Last man standing in case against fitness-fashion designers
On Your Marks …
Plaintiff Robb Dunn joined a class action lawsuit against FitBit filed by three other plaintiffs in January 2016, when his case against the company and a number of similar cases were consolidated with the original. The new amended complaint landed in the Northern District of California in May 2016, with a total list of 13 named plaintiffs. If this genealogy was complicated, so was the complaint. It started off simple. The plaintiffs charged FitBit with falsely representing that several of its wearable fitness products, including the “Charge HR,” “Surge” and “Blaze” fitness watches, were equipped with technology that would consistently and accurately record the wearer’s heart rate. They cited expert testing that they claimed proved that the products – nicknamed the “PurePulse Trackers” after the underlying technology – were inaccurate. But the complaint also alleged that FitBit attempted to bind its customers to an arbitration clause that was in and of itself an unfair and deceptive trade practice for anyone who had purchased the products from a third party rather than FitBit’s website. The plaintiffs alleged common-law fraud, fraud in the inducement, unjust enrichment and breach of express warranty, along with violations of the Magnuson-Moss Act, the Song-Beverly Consumer Warranty Act and various other consumer-protection laws of more than 10 jurisdictions from California to New York state.
And Then There Was One
Suddenly, in October 2017, only Dunn remained. FitBit moved to compel arbitration, and the court agreed, except in the case of Dunn, who was the only plaintiff who had opted out of the arbitration clause in FitBit’s user agreement. The rest of the plaintiffs were placed to the side while an arbitrator decided whether they should have their day in court or work things out in arbitration. FitBit once again moved to dismiss, claiming that Dunn’s accusations did not state a specific circumstance constituting fraud, and that the “catchy phrases” (“Know your Heart,” “Every Beat Counts”) it used to move product were nonactionable puffery, among other arguments.

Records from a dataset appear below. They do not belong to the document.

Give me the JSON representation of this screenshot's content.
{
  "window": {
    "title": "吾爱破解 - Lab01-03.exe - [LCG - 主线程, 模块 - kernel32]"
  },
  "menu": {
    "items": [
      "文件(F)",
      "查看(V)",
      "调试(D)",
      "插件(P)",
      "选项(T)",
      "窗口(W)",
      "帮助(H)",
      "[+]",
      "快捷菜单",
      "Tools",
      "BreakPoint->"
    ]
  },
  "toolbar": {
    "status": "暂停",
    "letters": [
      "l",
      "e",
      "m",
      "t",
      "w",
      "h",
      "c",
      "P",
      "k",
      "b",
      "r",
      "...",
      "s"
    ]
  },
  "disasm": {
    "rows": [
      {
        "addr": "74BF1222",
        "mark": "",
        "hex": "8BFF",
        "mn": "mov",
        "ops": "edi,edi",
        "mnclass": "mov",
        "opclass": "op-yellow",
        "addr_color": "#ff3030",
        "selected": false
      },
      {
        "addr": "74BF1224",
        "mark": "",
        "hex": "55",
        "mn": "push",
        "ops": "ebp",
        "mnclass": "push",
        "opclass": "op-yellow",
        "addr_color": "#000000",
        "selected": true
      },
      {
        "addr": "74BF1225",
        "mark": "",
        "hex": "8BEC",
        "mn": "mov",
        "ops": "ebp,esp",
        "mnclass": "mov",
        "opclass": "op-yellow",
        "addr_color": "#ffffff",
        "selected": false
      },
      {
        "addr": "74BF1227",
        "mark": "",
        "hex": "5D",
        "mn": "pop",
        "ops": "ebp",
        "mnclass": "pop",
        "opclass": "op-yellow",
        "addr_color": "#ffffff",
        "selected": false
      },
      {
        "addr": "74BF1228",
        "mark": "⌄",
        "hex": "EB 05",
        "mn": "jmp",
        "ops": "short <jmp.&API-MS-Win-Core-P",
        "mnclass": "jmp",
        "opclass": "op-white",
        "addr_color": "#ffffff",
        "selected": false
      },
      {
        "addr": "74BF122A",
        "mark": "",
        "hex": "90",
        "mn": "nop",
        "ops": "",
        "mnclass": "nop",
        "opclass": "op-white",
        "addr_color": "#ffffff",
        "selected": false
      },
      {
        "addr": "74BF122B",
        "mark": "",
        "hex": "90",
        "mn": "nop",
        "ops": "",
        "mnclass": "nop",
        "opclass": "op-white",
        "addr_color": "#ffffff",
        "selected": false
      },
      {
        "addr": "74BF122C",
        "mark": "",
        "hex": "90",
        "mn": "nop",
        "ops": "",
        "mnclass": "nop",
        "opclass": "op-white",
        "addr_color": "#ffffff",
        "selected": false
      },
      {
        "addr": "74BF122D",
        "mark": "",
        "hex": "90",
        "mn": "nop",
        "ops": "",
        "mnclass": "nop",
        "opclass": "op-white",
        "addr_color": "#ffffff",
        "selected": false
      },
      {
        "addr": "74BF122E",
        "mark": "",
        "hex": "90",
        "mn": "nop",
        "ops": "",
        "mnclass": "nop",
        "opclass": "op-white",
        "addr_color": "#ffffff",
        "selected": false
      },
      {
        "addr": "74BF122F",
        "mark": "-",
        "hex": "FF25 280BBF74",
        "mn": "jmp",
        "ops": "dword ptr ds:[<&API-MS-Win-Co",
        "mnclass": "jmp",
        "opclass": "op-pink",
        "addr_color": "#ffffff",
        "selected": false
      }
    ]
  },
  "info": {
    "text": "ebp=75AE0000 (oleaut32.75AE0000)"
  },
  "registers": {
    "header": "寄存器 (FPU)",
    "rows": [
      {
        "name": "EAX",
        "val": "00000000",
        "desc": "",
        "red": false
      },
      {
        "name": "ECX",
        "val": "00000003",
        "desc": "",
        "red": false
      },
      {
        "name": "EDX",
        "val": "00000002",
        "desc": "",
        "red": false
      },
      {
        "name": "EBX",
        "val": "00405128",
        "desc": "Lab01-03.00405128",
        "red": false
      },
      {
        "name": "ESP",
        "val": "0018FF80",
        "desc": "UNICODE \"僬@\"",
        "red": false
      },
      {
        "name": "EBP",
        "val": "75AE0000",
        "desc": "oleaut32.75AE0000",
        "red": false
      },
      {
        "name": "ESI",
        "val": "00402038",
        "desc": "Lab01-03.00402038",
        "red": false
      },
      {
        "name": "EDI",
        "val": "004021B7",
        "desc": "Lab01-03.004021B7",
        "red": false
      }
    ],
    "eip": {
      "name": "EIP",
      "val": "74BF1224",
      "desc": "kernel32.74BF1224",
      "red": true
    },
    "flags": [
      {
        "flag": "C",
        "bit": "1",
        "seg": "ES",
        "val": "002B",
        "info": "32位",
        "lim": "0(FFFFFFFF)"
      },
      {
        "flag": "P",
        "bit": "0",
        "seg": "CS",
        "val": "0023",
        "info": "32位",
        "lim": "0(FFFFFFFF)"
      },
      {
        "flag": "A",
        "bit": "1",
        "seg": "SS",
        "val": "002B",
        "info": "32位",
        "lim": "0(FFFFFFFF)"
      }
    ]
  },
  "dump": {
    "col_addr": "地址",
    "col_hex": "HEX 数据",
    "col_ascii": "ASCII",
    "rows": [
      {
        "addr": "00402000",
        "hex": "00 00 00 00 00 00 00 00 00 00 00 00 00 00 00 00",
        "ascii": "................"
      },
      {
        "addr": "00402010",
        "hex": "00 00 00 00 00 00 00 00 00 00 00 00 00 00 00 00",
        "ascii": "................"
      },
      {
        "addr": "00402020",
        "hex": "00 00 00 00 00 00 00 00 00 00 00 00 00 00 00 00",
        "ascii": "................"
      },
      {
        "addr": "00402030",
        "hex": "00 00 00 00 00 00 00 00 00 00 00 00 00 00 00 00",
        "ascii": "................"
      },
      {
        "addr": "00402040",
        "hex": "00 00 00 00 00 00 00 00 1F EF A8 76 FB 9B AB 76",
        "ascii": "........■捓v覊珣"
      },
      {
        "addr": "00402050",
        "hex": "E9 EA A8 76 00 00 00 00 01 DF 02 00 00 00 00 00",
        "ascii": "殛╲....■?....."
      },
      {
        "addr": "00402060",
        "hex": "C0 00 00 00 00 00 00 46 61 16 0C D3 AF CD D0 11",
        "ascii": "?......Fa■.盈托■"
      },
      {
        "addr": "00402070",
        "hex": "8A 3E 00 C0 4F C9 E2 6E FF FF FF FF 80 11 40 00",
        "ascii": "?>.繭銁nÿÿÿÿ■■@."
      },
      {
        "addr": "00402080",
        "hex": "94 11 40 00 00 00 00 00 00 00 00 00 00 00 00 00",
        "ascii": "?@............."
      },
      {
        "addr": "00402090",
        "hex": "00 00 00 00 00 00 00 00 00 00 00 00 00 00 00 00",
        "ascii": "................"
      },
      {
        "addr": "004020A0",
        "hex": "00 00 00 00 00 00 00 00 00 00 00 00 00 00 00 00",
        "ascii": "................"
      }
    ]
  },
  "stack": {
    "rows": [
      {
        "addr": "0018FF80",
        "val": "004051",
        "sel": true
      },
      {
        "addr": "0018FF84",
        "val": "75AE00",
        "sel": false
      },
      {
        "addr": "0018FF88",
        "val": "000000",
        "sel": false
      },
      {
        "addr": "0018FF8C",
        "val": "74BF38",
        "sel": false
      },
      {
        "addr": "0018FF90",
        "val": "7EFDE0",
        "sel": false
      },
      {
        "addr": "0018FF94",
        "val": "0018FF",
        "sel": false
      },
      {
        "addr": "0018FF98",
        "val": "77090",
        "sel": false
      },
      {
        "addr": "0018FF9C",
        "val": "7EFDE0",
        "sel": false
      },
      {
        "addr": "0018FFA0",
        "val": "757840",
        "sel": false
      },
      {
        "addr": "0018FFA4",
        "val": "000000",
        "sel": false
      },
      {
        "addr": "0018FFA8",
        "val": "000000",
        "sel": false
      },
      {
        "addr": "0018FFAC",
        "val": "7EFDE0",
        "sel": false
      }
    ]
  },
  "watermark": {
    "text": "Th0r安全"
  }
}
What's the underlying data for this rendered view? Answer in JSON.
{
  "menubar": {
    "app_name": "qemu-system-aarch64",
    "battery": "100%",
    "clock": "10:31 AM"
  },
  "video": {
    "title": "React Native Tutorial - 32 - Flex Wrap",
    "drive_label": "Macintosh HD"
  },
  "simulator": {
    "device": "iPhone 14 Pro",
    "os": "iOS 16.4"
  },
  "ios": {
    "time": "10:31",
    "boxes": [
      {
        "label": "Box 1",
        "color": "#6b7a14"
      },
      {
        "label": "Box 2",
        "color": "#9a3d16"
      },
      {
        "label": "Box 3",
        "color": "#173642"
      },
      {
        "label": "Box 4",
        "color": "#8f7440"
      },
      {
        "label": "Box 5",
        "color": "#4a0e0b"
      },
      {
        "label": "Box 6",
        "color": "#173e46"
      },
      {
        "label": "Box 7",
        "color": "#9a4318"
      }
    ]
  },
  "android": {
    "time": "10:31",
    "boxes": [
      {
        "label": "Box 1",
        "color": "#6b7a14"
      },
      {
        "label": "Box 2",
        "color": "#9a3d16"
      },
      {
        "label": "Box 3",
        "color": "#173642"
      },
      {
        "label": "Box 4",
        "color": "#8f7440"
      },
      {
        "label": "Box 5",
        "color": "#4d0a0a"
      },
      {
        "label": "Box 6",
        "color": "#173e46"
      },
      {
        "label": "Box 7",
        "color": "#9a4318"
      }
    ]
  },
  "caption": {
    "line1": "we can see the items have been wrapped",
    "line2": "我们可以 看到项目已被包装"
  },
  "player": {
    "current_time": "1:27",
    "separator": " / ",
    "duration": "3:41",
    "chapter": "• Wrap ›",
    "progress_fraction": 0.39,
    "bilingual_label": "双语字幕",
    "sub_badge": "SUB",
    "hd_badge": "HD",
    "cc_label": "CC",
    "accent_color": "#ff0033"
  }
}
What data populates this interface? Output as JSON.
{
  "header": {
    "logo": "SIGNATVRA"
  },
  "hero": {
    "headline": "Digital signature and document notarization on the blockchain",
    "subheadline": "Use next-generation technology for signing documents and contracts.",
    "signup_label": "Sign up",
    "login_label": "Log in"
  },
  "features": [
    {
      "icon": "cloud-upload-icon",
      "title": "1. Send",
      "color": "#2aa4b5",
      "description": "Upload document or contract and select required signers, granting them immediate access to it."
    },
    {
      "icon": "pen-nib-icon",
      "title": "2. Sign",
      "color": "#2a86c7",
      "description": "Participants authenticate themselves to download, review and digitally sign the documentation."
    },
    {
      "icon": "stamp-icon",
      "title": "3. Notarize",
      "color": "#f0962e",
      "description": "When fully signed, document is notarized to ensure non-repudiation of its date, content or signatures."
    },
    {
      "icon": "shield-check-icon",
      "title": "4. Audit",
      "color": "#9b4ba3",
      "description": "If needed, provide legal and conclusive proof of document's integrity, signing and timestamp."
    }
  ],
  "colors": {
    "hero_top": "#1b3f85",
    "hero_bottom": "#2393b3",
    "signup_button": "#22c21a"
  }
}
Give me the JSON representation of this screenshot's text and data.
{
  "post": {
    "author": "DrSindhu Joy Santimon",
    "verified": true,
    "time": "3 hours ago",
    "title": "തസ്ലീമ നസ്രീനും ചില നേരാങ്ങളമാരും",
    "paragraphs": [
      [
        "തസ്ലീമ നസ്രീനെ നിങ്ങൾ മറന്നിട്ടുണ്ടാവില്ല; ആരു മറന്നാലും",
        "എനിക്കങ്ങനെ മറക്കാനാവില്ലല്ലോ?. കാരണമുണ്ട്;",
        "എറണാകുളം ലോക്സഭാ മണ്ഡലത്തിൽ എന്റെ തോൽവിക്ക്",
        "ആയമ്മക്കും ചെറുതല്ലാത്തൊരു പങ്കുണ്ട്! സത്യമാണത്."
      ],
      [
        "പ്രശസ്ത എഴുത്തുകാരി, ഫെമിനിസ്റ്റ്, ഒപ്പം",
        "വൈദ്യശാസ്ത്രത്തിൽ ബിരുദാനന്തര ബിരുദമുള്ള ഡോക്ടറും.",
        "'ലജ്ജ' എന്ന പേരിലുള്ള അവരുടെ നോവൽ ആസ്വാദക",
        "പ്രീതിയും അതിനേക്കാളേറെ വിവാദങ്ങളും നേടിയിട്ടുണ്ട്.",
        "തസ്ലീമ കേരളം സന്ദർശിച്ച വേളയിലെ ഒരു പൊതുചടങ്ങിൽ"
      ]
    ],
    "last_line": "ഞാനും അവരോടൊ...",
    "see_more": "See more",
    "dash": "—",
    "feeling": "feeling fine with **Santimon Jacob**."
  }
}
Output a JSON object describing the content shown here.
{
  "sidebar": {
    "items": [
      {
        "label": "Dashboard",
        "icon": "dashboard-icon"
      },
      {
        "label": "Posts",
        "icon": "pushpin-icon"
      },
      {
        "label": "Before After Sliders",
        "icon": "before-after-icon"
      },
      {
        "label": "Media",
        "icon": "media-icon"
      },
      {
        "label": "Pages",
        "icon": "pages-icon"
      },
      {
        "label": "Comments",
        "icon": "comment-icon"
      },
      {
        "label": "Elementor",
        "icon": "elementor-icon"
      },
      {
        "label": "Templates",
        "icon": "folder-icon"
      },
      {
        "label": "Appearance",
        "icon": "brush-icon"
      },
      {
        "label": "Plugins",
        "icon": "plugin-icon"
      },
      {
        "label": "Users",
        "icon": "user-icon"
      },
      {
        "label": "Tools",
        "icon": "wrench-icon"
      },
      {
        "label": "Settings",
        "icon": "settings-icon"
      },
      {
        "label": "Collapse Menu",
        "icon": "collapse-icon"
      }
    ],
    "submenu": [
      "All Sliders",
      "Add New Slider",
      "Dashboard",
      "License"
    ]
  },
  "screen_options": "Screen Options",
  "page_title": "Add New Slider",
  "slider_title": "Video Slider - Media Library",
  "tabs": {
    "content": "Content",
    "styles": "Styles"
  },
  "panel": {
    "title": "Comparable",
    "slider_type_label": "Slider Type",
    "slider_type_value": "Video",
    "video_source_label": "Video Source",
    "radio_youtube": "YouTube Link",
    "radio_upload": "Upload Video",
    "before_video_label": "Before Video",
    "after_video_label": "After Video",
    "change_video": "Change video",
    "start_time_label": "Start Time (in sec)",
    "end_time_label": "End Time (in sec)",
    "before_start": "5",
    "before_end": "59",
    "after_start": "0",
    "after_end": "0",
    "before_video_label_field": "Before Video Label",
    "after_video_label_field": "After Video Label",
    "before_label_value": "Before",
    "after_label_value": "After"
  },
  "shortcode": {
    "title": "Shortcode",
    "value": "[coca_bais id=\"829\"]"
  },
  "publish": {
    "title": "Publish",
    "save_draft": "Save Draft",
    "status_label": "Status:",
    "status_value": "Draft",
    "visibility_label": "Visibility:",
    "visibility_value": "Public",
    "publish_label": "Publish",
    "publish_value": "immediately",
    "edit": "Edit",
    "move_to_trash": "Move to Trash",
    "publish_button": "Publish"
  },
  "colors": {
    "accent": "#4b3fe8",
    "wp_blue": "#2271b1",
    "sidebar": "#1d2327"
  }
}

Dunn recently opposed the motion, claiming that a court decision in a recent stock-drop case against FitBit legitimized his claims and countered FitBit’s motion. “A court in this district has already concluded that these specific and objectively verifiable claims about the functionality of PurePulse technology constitute ‘actionable material misstatements’ that are not ‘mere puffing,’” Dunn wrote. He also brushed off FitBit’s claim that the company’s statements about its product line – “check heart rate at a glance” – did not make representations about its products’ accuracy. “This argument,” he wrote, “belies common sense.” Dunn also went back to the studies, noting that “scores of consumer complaints and expert studies … demonstrate that the Devices do not even come close to measuring users’ actual heart rates during exercise.” We’ll have to wait to see whether the court will end the contest or let the race continue.